(P)FUNDstück: Vergiss mich

Von Alex Schulman

Gefunden von Petra Wassill im Oktober 2025

Ein Roman, der unter die Haut geht – und das Herz der Religionspädagogik berührt.

Was bleibt, wenn die Mutter, die man einst innig liebte, immer weiter verschwindet – nicht körperlich, sondern in einem Nebel aus Alkohol, Schweigen und unerfüllter Sehnsucht? In Vergiss mich erzählt der schwedische Autor Alex Schulman eindrucksvoll die autobiografische Geschichte seiner Kindheit an der Seite einer alkoholkranken Mutter – und von der mühevollen, oft verzweifelten Suche nach Nähe, Verständnis und Versöhnung.

Es ist Sommer. Schulman kehrt ins Landhaus seiner Mutter zurück, entschlossen, sie davon abzuhalten, sich zu Tode zu trinken – und sie zur Aufnahme in eine Entzugsklinik zu bewegen. Dabei wird deutlich: Diese Reise ist mehr als ein letzter Versuch zur Rettung. Es ist eine Rückkehr zu den Bruchstellen der eigenen Kindheit. In eindringlichen Rückblenden beschreibt Schulman das schmerzhafte Auseinanderbrechen der Beziehung zwischen Mutter und Sohn – und den verzweifelten Versuch, ihr die Hand zu reichen, als die Kluft zwischen ihnen bereits unüberbrückbar erscheint.

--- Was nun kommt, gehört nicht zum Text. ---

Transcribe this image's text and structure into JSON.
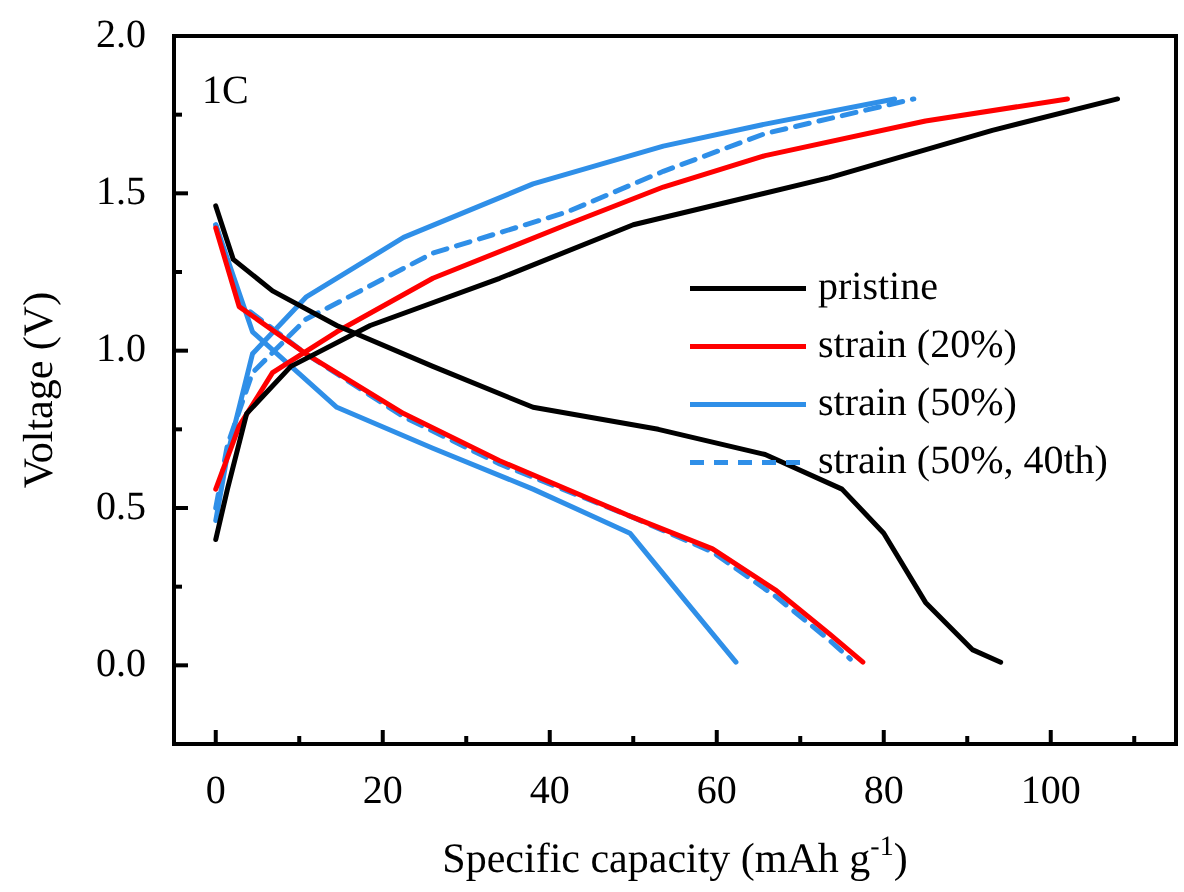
{
  "chart_data": {
    "type": "line",
    "xlabel": "Specific capacity (mAh g$^{-1}$)",
    "ylabel": "Voltage (V)",
    "annotations": [
      "1C"
    ],
    "xlim": [
      -5,
      115
    ],
    "ylim": [
      -0.25,
      2.0
    ],
    "xticks": [
      0,
      {
        "value": 10,
        "label": null
      },
      20,
      {
        "value": 30,
        "label": null
      },
      40,
      {
        "value": 50,
        "label": null
      },
      60,
      {
        "value": 70,
        "label": null
      },
      80,
      {
        "value": 90,
        "label": null
      },
      100,
      {
        "value": 110,
        "label": null
      }
    ],
    "yticks": [
      {
        "value": 0,
        "label": "0.0"
      },
      {
        "value": 0.25,
        "label": null
      },
      {
        "value": 0.5,
        "label": "0.5"
      },
      {
        "value": 0.75,
        "label": null
      },
      {
        "value": 1,
        "label": "1.0"
      },
      {
        "value": 1.25,
        "label": null
      },
      {
        "value": 1.5,
        "label": "1.5"
      },
      {
        "value": 1.75,
        "label": null
      },
      {
        "value": 2,
        "label": "2.0"
      }
    ],
    "grid": false,
    "legend": "right",
    "marker": "none",
    "series": [
      {
        "name": "pristine",
        "color": "#000000",
        "line_style": "solid",
        "x": [
          0,
          2.1,
          6.8,
          14.5,
          26,
          38,
          53,
          65.8,
          75,
          80,
          85,
          90.6,
          94
        ],
        "values": [
          1.46,
          1.29,
          1.19,
          1.08,
          0.95,
          0.82,
          0.75,
          0.67,
          0.56,
          0.42,
          0.2,
          0.05,
          0.01
        ]
      },
      {
        "color": "#000000",
        "line_style": "solid",
        "x": [
          0,
          1.4,
          3.7,
          9,
          18.5,
          34,
          50,
          73.5,
          93,
          108
        ],
        "values": [
          0.4,
          0.56,
          0.8,
          0.95,
          1.08,
          1.23,
          1.4,
          1.55,
          1.7,
          1.8
        ]
      },
      {
        "name": "strain (20%)",
        "color": "#ff0000",
        "line_style": "solid",
        "x": [
          0,
          2.8,
          10.8,
          22.5,
          34,
          50,
          59.5,
          67,
          73.5,
          77.5
        ],
        "values": [
          1.39,
          1.14,
          0.99,
          0.8,
          0.65,
          0.47,
          0.37,
          0.24,
          0.1,
          0.01
        ]
      },
      {
        "color": "#ff0000",
        "line_style": "solid",
        "x": [
          0,
          2.8,
          6.8,
          14.5,
          26,
          42,
          53.6,
          65.8,
          85,
          102
        ],
        "values": [
          0.56,
          0.76,
          0.93,
          1.06,
          1.23,
          1.4,
          1.52,
          1.62,
          1.73,
          1.8
        ]
      },
      {
        "name": "strain (50%)",
        "color": "#2f8fe8",
        "line_style": "solid",
        "x": [
          0,
          4.4,
          14.5,
          26,
          38,
          49.6,
          56.4,
          62.3
        ],
        "values": [
          1.4,
          1.06,
          0.82,
          0.69,
          0.56,
          0.42,
          0.2,
          0.01
        ]
      },
      {
        "color": "#2f8fe8",
        "line_style": "solid",
        "x": [
          0,
          1.4,
          4.4,
          10.8,
          22.5,
          38,
          53.6,
          65.8,
          81.3
        ],
        "values": [
          0.46,
          0.67,
          0.99,
          1.17,
          1.36,
          1.53,
          1.65,
          1.72,
          1.8
        ]
      },
      {
        "name": "strain (50%, 40th)",
        "color": "#2f8fe8",
        "line_style": "dashed",
        "x": [
          0,
          2.8,
          10.8,
          22.5,
          34,
          50,
          59.5,
          67,
          73.5,
          76
        ],
        "values": [
          1.4,
          1.15,
          0.99,
          0.79,
          0.64,
          0.47,
          0.36,
          0.22,
          0.08,
          0.02
        ]
      },
      {
        "color": "#2f8fe8",
        "line_style": "dashed",
        "x": [
          0,
          1.4,
          4.4,
          10.8,
          26,
          42,
          53.6,
          65.8,
          83.6
        ],
        "values": [
          0.5,
          0.7,
          0.93,
          1.1,
          1.31,
          1.44,
          1.57,
          1.69,
          1.8
        ]
      }
    ]
  }
}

Dieses Buch ist kein pädagogisches Fachbuch – und dennoch hochrelevant für die Religionspädagogik. Denn es ist ein tief bewegendes menschliches Zeugnis. Schulman schreibt mit schmerzhafter Offenheit – doch ohne Bitterkeit. Er spricht von Co-Abhängigkeit, familiärem Schweigen und der lebenslangen Sehnsucht eines Kindes, gesehen und geliebt zu werden. Besonders bemerkenswert ist dabei seine sensible Auseinandersetzung mit der Dynamik der Co-Abhängigkeit – einem Thema, das in literarischen Werken oft ausgeklammert bleibt. Schulman aber stellt es in den Mittelpunkt und macht eindringlich deutlich, wie prägend – und zerstörerisch – diese Erfahrung für Kinder in suchtbelasteten Familien sein kann.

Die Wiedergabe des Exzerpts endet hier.